Rusell had already made a name outside of Troop, writing hits for artists such as B2K, Marques Houston, Avant, and The Whispers. So it was a no-brainer to have Frankie J work with him. Rusell pens a heartfelt ballad about the pain of losing someone due to one’s own mistakes. The lyrics depict the narrator’s struggles to cope with the aftermath of a failed relationship. The song is especially poignant because the narrator realizes he is to blame for his lover leaving him. 

He is left to regret his actions and tries to cope with his loss by reflecting on his past actions. In the first verse, the narrator expresses his difficulty sleeping and coming to terms with the fact that he is alone. He realizes that his past relationships have played a part in shaping who he is. But now, he regrets his actions toward his lover, who left him for good. The chorus repeats the theme of his lover leaving, reiterated by the repetition of “gone, gone, gone .” Frankie laments that his lover has moved on and is not thinking about him anymore. He recognizes that it is his fault for not giving her his all. 
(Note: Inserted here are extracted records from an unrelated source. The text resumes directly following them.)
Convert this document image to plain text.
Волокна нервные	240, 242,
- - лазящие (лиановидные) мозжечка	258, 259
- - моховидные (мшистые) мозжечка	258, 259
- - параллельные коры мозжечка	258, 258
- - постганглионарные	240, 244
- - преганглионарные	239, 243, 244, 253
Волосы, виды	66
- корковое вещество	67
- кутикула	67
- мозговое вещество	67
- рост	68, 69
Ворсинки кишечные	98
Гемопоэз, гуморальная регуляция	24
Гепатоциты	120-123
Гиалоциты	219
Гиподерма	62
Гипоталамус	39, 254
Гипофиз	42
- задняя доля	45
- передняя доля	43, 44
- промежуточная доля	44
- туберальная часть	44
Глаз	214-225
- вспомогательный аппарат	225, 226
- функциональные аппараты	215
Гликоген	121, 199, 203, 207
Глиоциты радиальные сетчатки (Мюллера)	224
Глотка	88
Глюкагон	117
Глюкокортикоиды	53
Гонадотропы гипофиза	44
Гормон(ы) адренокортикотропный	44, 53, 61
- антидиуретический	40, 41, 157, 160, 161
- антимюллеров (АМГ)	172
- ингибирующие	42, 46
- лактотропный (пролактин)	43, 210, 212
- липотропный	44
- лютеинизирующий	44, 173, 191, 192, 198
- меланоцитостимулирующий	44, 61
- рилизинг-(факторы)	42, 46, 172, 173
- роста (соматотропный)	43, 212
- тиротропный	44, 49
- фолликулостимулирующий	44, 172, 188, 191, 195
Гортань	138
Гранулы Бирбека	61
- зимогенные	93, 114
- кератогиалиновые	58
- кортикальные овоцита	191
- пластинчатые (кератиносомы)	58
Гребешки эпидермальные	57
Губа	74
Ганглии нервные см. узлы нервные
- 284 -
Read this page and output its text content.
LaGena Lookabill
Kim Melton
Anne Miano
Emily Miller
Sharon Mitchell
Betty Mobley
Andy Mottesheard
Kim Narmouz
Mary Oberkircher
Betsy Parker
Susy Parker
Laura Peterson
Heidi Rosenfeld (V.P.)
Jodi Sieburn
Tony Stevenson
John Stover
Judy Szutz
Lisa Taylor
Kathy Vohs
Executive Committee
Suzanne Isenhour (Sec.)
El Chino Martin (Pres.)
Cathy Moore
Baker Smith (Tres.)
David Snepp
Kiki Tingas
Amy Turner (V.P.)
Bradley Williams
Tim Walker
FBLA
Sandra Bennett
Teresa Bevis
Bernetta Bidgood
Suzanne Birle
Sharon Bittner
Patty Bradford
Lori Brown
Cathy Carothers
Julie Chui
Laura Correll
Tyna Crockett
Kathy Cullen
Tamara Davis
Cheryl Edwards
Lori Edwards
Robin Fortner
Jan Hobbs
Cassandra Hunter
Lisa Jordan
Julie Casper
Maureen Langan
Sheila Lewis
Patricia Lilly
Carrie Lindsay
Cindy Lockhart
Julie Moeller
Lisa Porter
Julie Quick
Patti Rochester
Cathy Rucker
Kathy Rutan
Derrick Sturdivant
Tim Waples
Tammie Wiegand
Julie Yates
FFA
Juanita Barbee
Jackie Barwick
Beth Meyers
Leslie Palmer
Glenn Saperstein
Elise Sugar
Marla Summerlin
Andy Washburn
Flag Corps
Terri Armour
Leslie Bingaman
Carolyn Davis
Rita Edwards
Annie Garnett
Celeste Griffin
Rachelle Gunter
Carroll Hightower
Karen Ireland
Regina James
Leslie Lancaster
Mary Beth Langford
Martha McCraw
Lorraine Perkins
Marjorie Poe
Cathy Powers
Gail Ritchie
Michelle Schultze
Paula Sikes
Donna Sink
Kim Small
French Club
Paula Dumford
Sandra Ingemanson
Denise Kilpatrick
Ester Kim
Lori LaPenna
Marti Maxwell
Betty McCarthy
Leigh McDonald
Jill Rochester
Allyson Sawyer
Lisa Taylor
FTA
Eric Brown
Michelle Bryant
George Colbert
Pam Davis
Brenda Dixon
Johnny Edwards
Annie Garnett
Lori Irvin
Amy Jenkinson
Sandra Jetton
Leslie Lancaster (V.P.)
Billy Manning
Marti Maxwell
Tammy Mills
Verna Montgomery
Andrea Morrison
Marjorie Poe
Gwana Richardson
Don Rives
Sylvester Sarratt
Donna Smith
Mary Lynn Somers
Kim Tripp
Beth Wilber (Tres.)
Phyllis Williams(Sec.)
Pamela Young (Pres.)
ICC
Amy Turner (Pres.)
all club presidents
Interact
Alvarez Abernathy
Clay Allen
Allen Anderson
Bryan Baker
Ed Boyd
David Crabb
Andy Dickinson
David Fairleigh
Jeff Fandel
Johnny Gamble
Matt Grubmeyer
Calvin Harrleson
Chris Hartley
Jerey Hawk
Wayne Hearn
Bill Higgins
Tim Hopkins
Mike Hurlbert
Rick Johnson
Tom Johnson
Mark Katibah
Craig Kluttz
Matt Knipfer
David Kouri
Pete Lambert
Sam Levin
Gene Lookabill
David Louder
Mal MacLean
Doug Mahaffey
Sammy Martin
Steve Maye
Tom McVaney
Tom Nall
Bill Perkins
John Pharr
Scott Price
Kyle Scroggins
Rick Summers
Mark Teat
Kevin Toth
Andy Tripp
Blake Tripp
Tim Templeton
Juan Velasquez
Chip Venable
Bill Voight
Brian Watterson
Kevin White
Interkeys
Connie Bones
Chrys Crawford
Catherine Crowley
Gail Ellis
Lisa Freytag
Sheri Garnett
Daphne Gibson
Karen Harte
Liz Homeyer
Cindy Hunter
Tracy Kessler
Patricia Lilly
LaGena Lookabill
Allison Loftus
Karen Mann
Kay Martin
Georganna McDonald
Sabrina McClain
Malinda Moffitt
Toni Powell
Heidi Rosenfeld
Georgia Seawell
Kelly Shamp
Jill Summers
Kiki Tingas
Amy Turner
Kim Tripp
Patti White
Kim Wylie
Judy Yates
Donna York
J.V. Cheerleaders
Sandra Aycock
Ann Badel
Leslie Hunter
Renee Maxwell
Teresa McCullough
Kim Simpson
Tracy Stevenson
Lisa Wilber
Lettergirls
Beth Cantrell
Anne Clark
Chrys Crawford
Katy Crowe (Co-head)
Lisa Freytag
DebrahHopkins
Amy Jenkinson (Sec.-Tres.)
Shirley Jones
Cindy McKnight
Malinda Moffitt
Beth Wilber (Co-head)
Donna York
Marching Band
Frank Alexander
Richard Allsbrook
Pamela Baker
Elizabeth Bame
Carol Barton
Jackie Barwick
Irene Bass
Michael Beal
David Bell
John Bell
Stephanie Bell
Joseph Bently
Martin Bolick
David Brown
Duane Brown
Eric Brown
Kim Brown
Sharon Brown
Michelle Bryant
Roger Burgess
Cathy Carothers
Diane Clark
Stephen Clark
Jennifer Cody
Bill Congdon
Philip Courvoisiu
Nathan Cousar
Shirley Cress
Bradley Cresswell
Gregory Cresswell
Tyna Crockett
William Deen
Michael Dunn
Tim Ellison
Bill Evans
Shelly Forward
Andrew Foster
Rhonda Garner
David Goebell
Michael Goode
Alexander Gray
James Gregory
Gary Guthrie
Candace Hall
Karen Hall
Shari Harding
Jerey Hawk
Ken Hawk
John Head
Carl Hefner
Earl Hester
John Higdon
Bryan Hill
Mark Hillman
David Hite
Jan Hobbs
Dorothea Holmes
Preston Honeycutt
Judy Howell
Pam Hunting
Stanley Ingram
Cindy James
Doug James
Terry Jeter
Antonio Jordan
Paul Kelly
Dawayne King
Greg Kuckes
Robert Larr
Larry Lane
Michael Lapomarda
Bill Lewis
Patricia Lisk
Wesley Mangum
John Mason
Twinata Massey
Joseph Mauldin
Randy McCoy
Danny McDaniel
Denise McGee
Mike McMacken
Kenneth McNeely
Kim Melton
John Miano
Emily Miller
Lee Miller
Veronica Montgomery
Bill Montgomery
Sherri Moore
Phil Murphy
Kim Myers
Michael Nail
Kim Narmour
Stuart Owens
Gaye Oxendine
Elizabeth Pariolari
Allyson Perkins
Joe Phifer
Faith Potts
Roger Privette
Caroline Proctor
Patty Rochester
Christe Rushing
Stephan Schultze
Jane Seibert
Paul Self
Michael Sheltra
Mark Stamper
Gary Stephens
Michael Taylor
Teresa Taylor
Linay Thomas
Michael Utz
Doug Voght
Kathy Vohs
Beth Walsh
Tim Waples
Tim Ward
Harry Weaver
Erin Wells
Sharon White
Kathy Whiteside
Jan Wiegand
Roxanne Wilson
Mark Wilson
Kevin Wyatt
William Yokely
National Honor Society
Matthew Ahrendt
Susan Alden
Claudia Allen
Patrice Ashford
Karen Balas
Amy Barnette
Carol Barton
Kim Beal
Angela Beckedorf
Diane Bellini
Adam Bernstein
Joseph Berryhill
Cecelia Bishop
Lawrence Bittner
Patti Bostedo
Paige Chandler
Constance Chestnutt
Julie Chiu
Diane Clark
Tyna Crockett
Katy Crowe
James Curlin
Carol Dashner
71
Frankie feels lonely and miserable in the second verse since his lady love left. His pain is intense, and he compares it to a hollow point in their heart. He is ready to take responsibility for the separation and finds moving on hard. As Frankie croons Russell’s lyrics about feeling lost without his partner, we can all relate to the regret of turning your back on a former love. The song’s ending gives a feeling of closure as it implies that the person mentioned in the song has left for good. 

A heartfelt and reflective song that portrays the sorrow and remorse that often come with the end of a relationship, “Gone” still holds up eighteen years later. It could have been a hit if a more prominent artist had this song. e,” Steve Russell showed off his impeccable songwriting talent and gave Frankie a slow cut I still have in my rotation.

Final Grade: B+

“Gone” by Frankie J from The One is available on all streaming platforms.